US media could learn from slow SA scepticism over Renergen
Despite liquefied natural gas (LNG) producer Renergen by the looks of it being years away from turning a profit, it featured in a glowing news story on the prestigious CNN website in January.
CEO Stefano Marani excels at telling the Renergen story with a contagious passion and self-belief. He is a nice guy, and could offer master classes in marketing. The CNN article had a click-worthy, attentiongrabbing title: “The company bought gas rights to this land for $1. Helium means it could be worth billions.”
The rags-to-riches story of how Marani and CFO Nick Mitchell paid next to nothing for the exploration rights to the land and then found “abnormally high concentrations” of helium is always going to attract an audience.
But while Marani fundraises for the firm in the US, its media should learn from SA’s mistakes. Local journalists, paid analysts and tweeters gave the small-cap breathless coverage and many mom-and-pop investors piled into the stock that reached a record close of R43.65 in March 2022.
That same year, Renergen issued a JSE news service announcement guaranteeing ongoing media coverage and social media hype.
The share, which closed at R12.68 on Wednesday, is up from a low in the past year of R9. The big fall from about R40, however, is not only due to a lack of transparency as suggested by CNN.
The market is cautious, and journalists should be too. Mining and gas development is high risk, with returns sometimes only coming decades after resource discoveries.
The CNN story and many SA articles spoke of the importance of helium and its rarity, pointing out the potential of the gas found in extremely high concentrations at Renergen’s Virginia site. What the stories often failed to note is that helium in the ground needs to be pumped out, and transported to its destination, and much can be lost along the way.
In 2021, Business Day reported how Renergen would be producing 350kg a day of helium that year. Then Business Day reported on how it expected to produce this amount from 2023, but this hasn’t yet happened.
Renergen told CNN they hope the helium will flow in February, after leaks and setbacks. Here is hoping it does. SA needs more successful businesses.
It took a while before the SA media started asking questions about Renergen and became more circumspect about a company that is likely to be years away from making serious money.

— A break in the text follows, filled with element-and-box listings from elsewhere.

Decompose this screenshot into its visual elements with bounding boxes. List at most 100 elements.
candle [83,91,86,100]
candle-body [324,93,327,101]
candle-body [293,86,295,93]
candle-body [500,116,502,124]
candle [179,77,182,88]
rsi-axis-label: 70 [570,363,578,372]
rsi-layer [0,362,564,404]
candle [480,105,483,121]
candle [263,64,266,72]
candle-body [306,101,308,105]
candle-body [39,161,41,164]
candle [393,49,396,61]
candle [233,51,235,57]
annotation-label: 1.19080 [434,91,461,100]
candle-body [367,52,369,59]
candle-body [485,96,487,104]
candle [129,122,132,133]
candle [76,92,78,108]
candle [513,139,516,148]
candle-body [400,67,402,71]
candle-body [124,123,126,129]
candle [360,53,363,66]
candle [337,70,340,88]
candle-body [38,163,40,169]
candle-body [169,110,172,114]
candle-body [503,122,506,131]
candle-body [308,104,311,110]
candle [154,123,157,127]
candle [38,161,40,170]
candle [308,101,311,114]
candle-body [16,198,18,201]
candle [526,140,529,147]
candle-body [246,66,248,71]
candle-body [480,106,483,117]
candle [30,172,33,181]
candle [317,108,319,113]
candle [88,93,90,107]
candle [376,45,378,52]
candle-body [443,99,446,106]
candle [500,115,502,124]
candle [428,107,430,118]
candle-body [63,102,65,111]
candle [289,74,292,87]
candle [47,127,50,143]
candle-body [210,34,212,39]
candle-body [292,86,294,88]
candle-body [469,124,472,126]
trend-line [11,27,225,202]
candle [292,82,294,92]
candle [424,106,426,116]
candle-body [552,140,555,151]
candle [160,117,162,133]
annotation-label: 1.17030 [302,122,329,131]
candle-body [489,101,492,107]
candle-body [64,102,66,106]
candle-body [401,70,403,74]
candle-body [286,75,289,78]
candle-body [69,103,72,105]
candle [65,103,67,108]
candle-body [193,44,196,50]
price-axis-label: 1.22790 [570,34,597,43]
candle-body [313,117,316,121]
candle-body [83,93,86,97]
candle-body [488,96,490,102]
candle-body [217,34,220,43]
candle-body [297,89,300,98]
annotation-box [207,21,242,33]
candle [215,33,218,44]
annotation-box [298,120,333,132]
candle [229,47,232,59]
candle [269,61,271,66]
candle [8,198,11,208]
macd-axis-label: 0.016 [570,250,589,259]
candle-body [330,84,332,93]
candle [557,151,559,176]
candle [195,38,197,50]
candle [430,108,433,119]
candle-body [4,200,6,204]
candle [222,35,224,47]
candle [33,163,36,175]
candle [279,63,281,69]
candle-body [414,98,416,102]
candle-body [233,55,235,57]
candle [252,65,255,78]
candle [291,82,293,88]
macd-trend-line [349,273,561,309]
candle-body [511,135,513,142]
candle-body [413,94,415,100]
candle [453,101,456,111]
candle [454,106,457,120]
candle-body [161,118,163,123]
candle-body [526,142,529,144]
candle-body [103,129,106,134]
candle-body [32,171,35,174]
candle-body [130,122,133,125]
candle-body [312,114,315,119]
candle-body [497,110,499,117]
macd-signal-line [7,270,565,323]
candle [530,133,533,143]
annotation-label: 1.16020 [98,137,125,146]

Contrast Renergen with Impact Oil and Gas, a Londonbased exploration company, half-owned by SA’s Hosken Consolidated Investments (HCI), that last week sold half its stake in offshore oilfields in Namibia to TotalEnergies. The French behemoth will finance the development of the deepsea fields. Impact and HCI don’t have hundreds of billions for the development.
Hopefully, Renergen can raise the cash it needs. As CNN notes, it has a promised loan of $500m from the US International Development Finance Corporation and $250m from Standard Bank. But what is not said, is that these loans are given on condition that Renergen raises $200m.
Renergen missed its own deadline to list on the Nasdaq in 2023 to raise some of this capital. It held a shareholder approval vote in April, but in terms of Australian listing rules, the approval expired after three months.
It missed other deadlines too, as happens in oil development and mining. What happened to the Central Energy Fund’s promised R1bn investment in Renergen’s subsidiary Tetra?
In its 2023 annual report, auditors issued a “material uncertainty” about whether Renergen would continue to be a going concern if it failed to raise sufficient funding to develop the resource.
Let’s hope the CEO raises the money he needs in the US.
SA is watching, with the market eager to see consistent resource and cash flows, rather than media hype.